26 Dec 2005, 22:52 p.m.

Clutter Chronicles

Hi, reader. I wrote this in 2005 and it's now more than five years old. So it may be very out of date; the world, and I, have changed a lot since I wrote it! I'm keeping this up for historical archive purposes, but the me of today may 100% disagree with what I said then. I rarely edit posts after publishing them, but if I do, I usually leave a note in italics to mark the edit and the reason. If this post is particularly offensive or breaches someone's privacy, please contact me.

When I think about the word "clutter," I think that I like the sound of the word, and that I like "decluttering" as well. But then I remember that the Clutter family was the Midwestern clan whose murder formed the premise of Capote's book In Cold Blood. And then talk of joyous decluttering seems in bad taste.

In any event, I've been culling and sorting in preparation for the move. Thank goodness that Frances has opened her garage to long-term storage for Leonard and me; I'd feel wrong lugging my high school journalism clippings to whatever tiny garret we end up renting.

It'll be great to use the sewing machine that Leonard, Frances, John, Susie, and Rachel got me; thank you. Once I mend that pile of clothes in my closet, Leonard and I will be able to pick more effectively which clothes to take east.

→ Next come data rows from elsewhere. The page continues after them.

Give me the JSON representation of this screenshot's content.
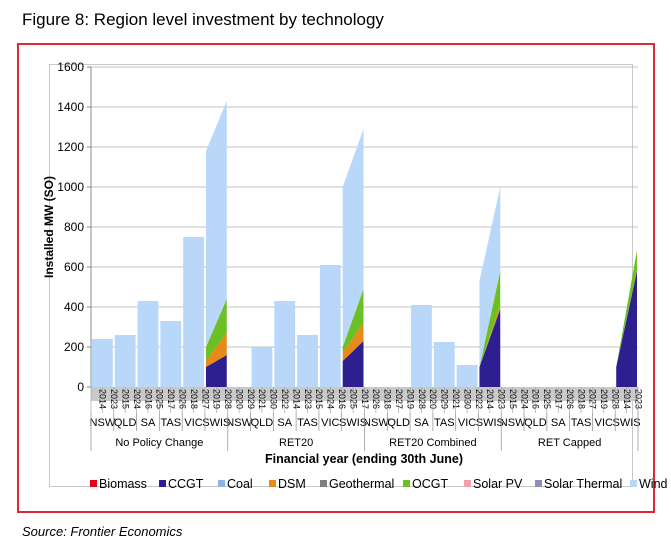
{
  "figure_title": "Figure 8: Region level investment by technology",
  "source": "Source: Frontier Economics",
  "colors": {
    "Biomass": "#e2001a",
    "CCGT": "#2d1f8f",
    "Coal": "#8eb4e3",
    "DSM": "#e8891c",
    "Geothermal": "#7f7f7f",
    "OCGT": "#6cc024",
    "Solar PV": "#f3a0a8",
    "Solar Thermal": "#8c8fb8",
    "Wind": "#b9d7f9",
    "frame": "#e0263a",
    "grid": "#c0c0c0"
  },
  "chart_data": {
    "type": "area",
    "stacked": true,
    "title": "",
    "ylabel": "Installed MW (SO)",
    "xlabel": "Financial year (ending 30th June)",
    "ylim": [
      0,
      1600
    ],
    "yticks": [
      0,
      200,
      400,
      600,
      800,
      1000,
      1200,
      1400,
      1600
    ],
    "grid": true,
    "legend_position": "bottom",
    "legend": [
      "Biomass",
      "CCGT",
      "Coal",
      "DSM",
      "Geothermal",
      "OCGT",
      "Solar PV",
      "Solar Thermal",
      "Wind"
    ],
    "x_tick_labels": [
      "2014",
      "2023",
      "2015",
      "2024",
      "2016",
      "2025",
      "2017",
      "2026",
      "2018",
      "2027",
      "2019",
      "2028",
      "2020",
      "2029",
      "2021",
      "2030",
      "2022",
      "2014",
      "2023",
      "2015",
      "2024",
      "2016",
      "2025",
      "2017",
      "2026",
      "2018",
      "2027",
      "2019",
      "2028",
      "2020",
      "2029",
      "2021",
      "2030",
      "2022",
      "2014",
      "2023",
      "2015",
      "2024",
      "2016",
      "2025",
      "2017",
      "2026",
      "2018",
      "2027",
      "2019",
      "2028"
    ],
    "scenarios": [
      {
        "name": "No Policy Change",
        "regions": [
          {
            "name": "NSW",
            "Wind": [
              240,
              240
            ],
            "CCGT": [
              0,
              0
            ],
            "DSM": [
              0,
              0
            ],
            "OCGT": [
              0,
              0
            ]
          },
          {
            "name": "QLD",
            "Wind": [
              260,
              260
            ],
            "CCGT": [
              0,
              0
            ],
            "DSM": [
              0,
              0
            ],
            "OCGT": [
              0,
              0
            ]
          },
          {
            "name": "SA",
            "Wind": [
              430,
              430
            ],
            "CCGT": [
              0,
              0
            ],
            "DSM": [
              0,
              0
            ],
            "OCGT": [
              0,
              0
            ]
          },
          {
            "name": "TAS",
            "Wind": [
              330,
              330
            ],
            "CCGT": [
              0,
              0
            ],
            "DSM": [
              0,
              0
            ],
            "OCGT": [
              0,
              0
            ]
          },
          {
            "name": "VIC",
            "Wind": [
              750,
              750
            ],
            "CCGT": [
              0,
              0
            ],
            "DSM": [
              0,
              0
            ],
            "OCGT": [
              0,
              0
            ]
          },
          {
            "name": "SWIS",
            "Wind": [
              980,
              990
            ],
            "CCGT": [
              100,
              160
            ],
            "DSM": [
              30,
              110
            ],
            "OCGT": [
              70,
              170
            ]
          }
        ]
      },
      {
        "name": "RET20",
        "regions": [
          {
            "name": "NSW",
            "Wind": [
              0,
              0
            ],
            "CCGT": [
              0,
              0
            ],
            "DSM": [
              0,
              0
            ],
            "OCGT": [
              0,
              0
            ]
          },
          {
            "name": "QLD",
            "Wind": [
              200,
              200
            ],
            "CCGT": [
              0,
              0
            ],
            "DSM": [
              0,
              0
            ],
            "OCGT": [
              0,
              0
            ]
          },
          {
            "name": "SA",
            "Wind": [
              430,
              430
            ],
            "CCGT": [
              0,
              0
            ],
            "DSM": [
              0,
              0
            ],
            "OCGT": [
              0,
              0
            ]
          },
          {
            "name": "TAS",
            "Wind": [
              260,
              260
            ],
            "CCGT": [
              0,
              0
            ],
            "DSM": [
              0,
              0
            ],
            "OCGT": [
              0,
              0
            ]
          },
          {
            "name": "VIC",
            "Wind": [
              610,
              610
            ],
            "CCGT": [
              0,
              0
            ],
            "DSM": [
              0,
              0
            ],
            "OCGT": [
              0,
              0
            ]
          },
          {
            "name": "SWIS",
            "Wind": [
              800,
              800
            ],
            "CCGT": [
              130,
              230
            ],
            "DSM": [
              40,
              90
            ],
            "OCGT": [
              30,
              170
            ]
          }
        ]
      },
      {
        "name": "RET20 Combined",
        "regions": [
          {
            "name": "NSW",
            "Wind": [
              0,
              0
            ],
            "CCGT": [
              0,
              0
            ],
            "DSM": [
              0,
              0
            ],
            "OCGT": [
              0,
              0
            ]
          },
          {
            "name": "QLD",
            "Wind": [
              0,
              0
            ],
            "CCGT": [
              0,
              0
            ],
            "DSM": [
              0,
              0
            ],
            "OCGT": [
              0,
              0
            ]
          },
          {
            "name": "SA",
            "Wind": [
              410,
              410
            ],
            "CCGT": [
              0,
              0
            ],
            "DSM": [
              0,
              0
            ],
            "OCGT": [
              0,
              0
            ]
          },
          {
            "name": "TAS",
            "Wind": [
              225,
              225
            ],
            "CCGT": [
              0,
              0
            ],
            "DSM": [
              0,
              0
            ],
            "OCGT": [
              0,
              0
            ]
          },
          {
            "name": "VIC",
            "Wind": [
              110,
              110
            ],
            "CCGT": [
              0,
              0
            ],
            "DSM": [
              0,
              0
            ],
            "OCGT": [
              0,
              0
            ]
          },
          {
            "name": "SWIS",
            "Wind": [
              430,
              420
            ],
            "CCGT": [
              100,
              390
            ],
            "DSM": [
              0,
              20
            ],
            "OCGT": [
              0,
              170
            ]
          }
        ]
      },
      {
        "name": "RET Capped",
        "regions": [
          {
            "name": "NSW",
            "Wind": [
              0,
              0
            ],
            "CCGT": [
              0,
              0
            ],
            "DSM": [
              0,
              0
            ],
            "OCGT": [
              0,
              0
            ]
          },
          {
            "name": "QLD",
            "Wind": [
              0,
              0
            ],
            "CCGT": [
              0,
              0
            ],
            "DSM": [
              0,
              0
            ],
            "OCGT": [
              0,
              0
            ]
          },
          {
            "name": "SA",
            "Wind": [
              0,
              0
            ],
            "CCGT": [
              0,
              0
            ],
            "DSM": [
              0,
              0
            ],
            "OCGT": [
              0,
              0
            ]
          },
          {
            "name": "TAS",
            "Wind": [
              0,
              0
            ],
            "CCGT": [
              0,
              0
            ],
            "DSM": [
              0,
              0
            ],
            "OCGT": [
              0,
              0
            ]
          },
          {
            "name": "VIC",
            "Wind": [
              0,
              0
            ],
            "CCGT": [
              0,
              0
            ],
            "DSM": [
              0,
              0
            ],
            "OCGT": [
              0,
              0
            ]
          },
          {
            "name": "SWIS",
            "Wind": [
              0,
              0
            ],
            "CCGT": [
              100,
              580
            ],
            "DSM": [
              0,
              5
            ],
            "OCGT": [
              0,
              100
            ]
          }
        ]
      }
    ]
  }
}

On the train back from Bakersfield, as I read the D.H. Lawrence that Frances and Rachel got me (thank you!) and thought about all the things I have to do, I fell into conversation with the fellow next to me, a philosophy professor on his way to interview for a new job at the New York City convention of the American Philosophical Association. He told me about the weird letter from a prospective student who figured that he knew philosophy because he'd read Nietzsche and Rand. He told me of the university-wide essay contest that kept a requirement that the submitted essays had to have been written for a class so the judges wouldn't have to read thirty triumphalist Objectivist rants. And he told me about the student who plagiarized an entire paper from one of Kant's lesser-known works in a class taught by a Kant scholar. And he told me, once I'd mentioned the NYC intimidation factor:

"New York City is so big that it seems like it might kill you. But just remember that it has failed to kill many, many people stupider than you."

The fear of the difficult is just another decadence that I should dismiss, just another piece of clutter to toss.